EU gives Oracle extra time to respond to Sun inquiry

Oracle was granted an extra week to prepare to make its case for the planned merger in front of European regulators

Oracle and Sun Microsystems have been granted an extra week to defend their planned $7 billion merger in front of European regulators, the European Commission said Friday.

Earlier this month the Commission, Europe's top antitrust regulator, issued formal objections to the deal, arguing that it posed a threat to competition in the market for database software.

[ In anticipation of the statement of objects, Oracle began prepping for a long battle with the EU. |  Revelations that SAP tried to meet with Oracle has fueled suspicions that the EU is blocking the Oracle-Sun merger due to SAP's lobbying efforts. ]

The deadline for a final ruling has been put back to Jan. 27 from Jan. 19, which amounts to six additional working days for Oracle to win over the skeptical regulator.

"Oracle requested the extension in order to have the opportunity to further develop its arguments in response to the Commission's concerns," the Commission said in a routine weekly statement on the status of ongoing merger investigations.

The Commission's concerns center on Oracle acquiring MySQL, an open source database developed in Europe and bought by Sun a year ago for $1 billion.

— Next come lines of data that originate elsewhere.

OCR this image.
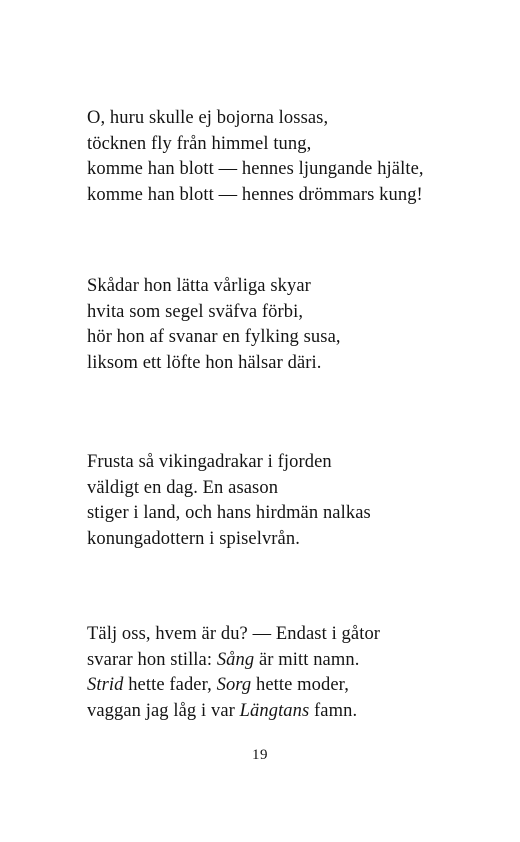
O, huru skulle ej bojorna lossas,
töcknen fly från himmel tung,
komme han blott — hennes ljungande hjälte,
komme han blott — hennes drömmars kung!
Skådar hon lätta vårliga skyar
hvita som segel sväfva förbi,
hör hon af svanar en fylking susa,
liksom ett löfte hon hälsar däri.
Frusta så vikingadrakar i fjorden
väldigt en dag. En asason
stiger i land, och hans hirdmän nalkas
konungadottern i spiselvrån.
Tälj oss, hvem är du? — Endast i gåtor
svarar hon stilla: Sång är mitt namn.
Strid hette fader, Sorg hette moder,
vaggan jag låg i var Längtans famn.
19
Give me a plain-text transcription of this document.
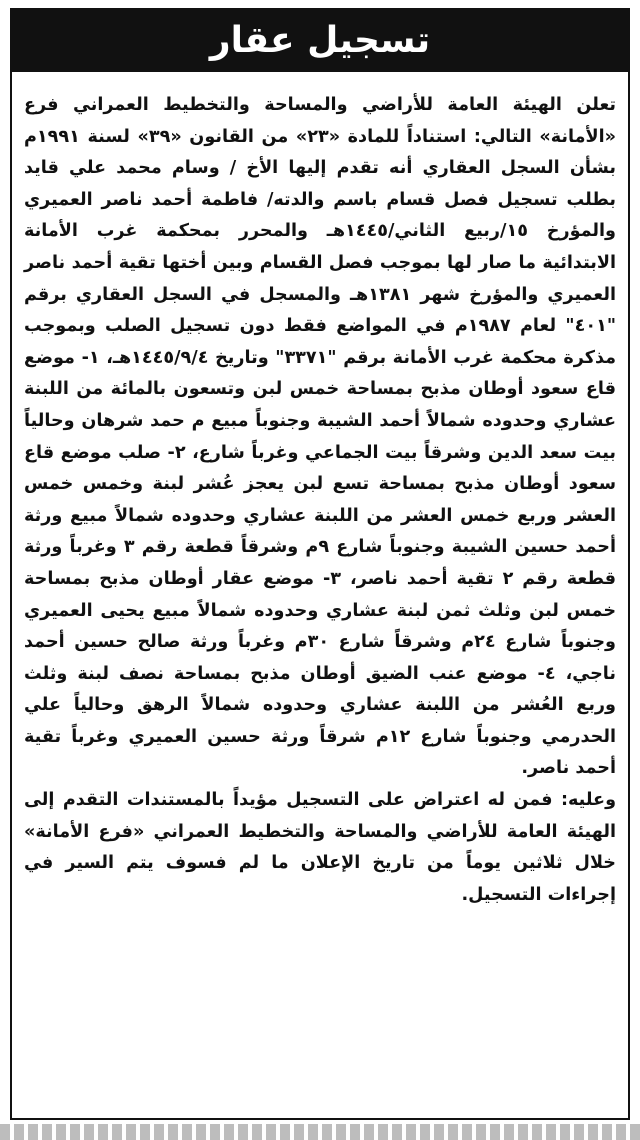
تسجيل عقار

تعلن الهيئة العامة للأراضي والمساحة والتخطيط العمراني فرع «الأمانة» التالي: استناداً للمادة «٢٣» من القانون «٣٩» لسنة ١٩٩١م بشأن السجل العقاري أنه تقدم إليها الأخ / وسام محمد علي قايد بطلب تسجيل فصل قسام باسم والدته/ فاطمة أحمد ناصر العميري والمؤرخ ١٥/ربيع الثاني/١٤٤٥هـ والمحرر بمحكمة غرب الأمانة الابتدائية ما صار لها بموجب فصل القسام وبين أختها تقية أحمد ناصر العميري والمؤرخ شهر ١٣٨١هـ والمسجل في السجل العقاري برقم "٤٠١" لعام ١٩٨٧م في المواضع فقط دون تسجيل الصلب وبموجب مذكرة محكمة غرب الأمانة برقم "٣٣٧١" وتاريخ ١٤٤٥/٩/٤هـ، ١- موضع قاع سعود أوطان مذبح بمساحة خمس لبن وتسعون بالمائة من اللبنة عشاري وحدوده شمالاً أحمد الشيبة وجنوباً مبيع م حمد شرهان وحالياً بيت سعد الدين وشرقاً بيت الجماعي وغرباً شارع، ٢- صلب موضع قاع سعود أوطان مذبح بمساحة تسع لبن يعجز عُشر لبنة وخمس خمس العشر وربع خمس العشر من اللبنة عشاري وحدوده شمالاً مبيع ورثة أحمد حسين الشيبة وجنوباً شارع ٩م وشرقاً قطعة رقم ٣ وغرباً ورثة قطعة رقم ٢ تقية أحمد ناصر، ٣- موضع عقار أوطان مذبح بمساحة خمس لبن وثلث ثمن لبنة عشاري وحدوده شمالاً مبيع يحيى العميري وجنوباً شارع ٢٤م وشرقاً شارع ٣٠م وغرباً ورثة صالح حسين أحمد ناجي، ٤- موضع عنب الضيق أوطان مذبح بمساحة نصف لبنة وثلث وربع العُشر من اللبنة عشاري وحدوده شمالاً الرهق وحالياً علي الحدرمي وجنوباً شارع ١٢م شرقاً ورثة حسين العميري وغرباً تقية أحمد ناصر.

وعليه: فمن له اعتراض على التسجيل مؤيداً بالمستندات التقدم إلى الهيئة العامة للأراضي والمساحة والتخطيط العمراني «فرع الأمانة» خلال ثلاثين يوماً من تاريخ الإعلان ما لم فسوف يتم السير في إجراءات التسجيل.
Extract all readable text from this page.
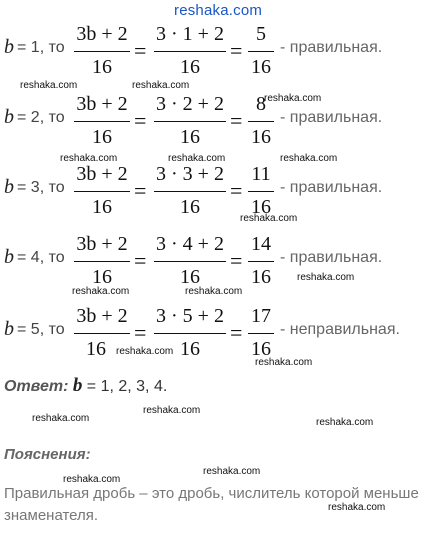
reshaka.com
b = 1, то
3b + 2
16
=
3 · 1 + 2
16
=
5
16
- правильная.
b = 2, то
3b + 2
16
=
3 · 2 + 2
16
=
8
16
- правильная.
b = 3, то
3b + 2
16
=
3 · 3 + 2
16
=
11
16
- правильная.
b = 4, то
3b + 2
16
=
3 · 4 + 2
16
=
14
16
- правильная.
b = 5, то
3b + 2
16
=
3 · 5 + 2
16
=
17
16
- неправильная.
Ответ: b = 1, 2, 3, 4.
Пояснения:
Правильная дробь – это дробь, числитель которой меньше знаменателя.
reshaka.com	reshaka.com
reshaka.com
reshaka.com	reshaka.com	reshaka.com
reshaka.com
reshaka.com	reshaka.com
reshaka.com
reshaka.com
reshaka.com
reshaka.com
reshaka.com
reshaka.com
reshaka.com
reshaka.com
reshaka.com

It argued in its statement of objections that the acquisition of the most significant open source database on the market by Oracle, the proprietary database market leader, could harm competition.

Oracle responded angrily, accusing the Commission of not understanding the database market. It claims that MySQL is aimed at a totally different type of client from the ones that use Oracle's database products.

However, the Commission, as well as many observers, argue that even if the products don't compete at the moment, Oracle's ownership of MySQL could stifle the software's development. This could have a negative long term effect on the database market, they said.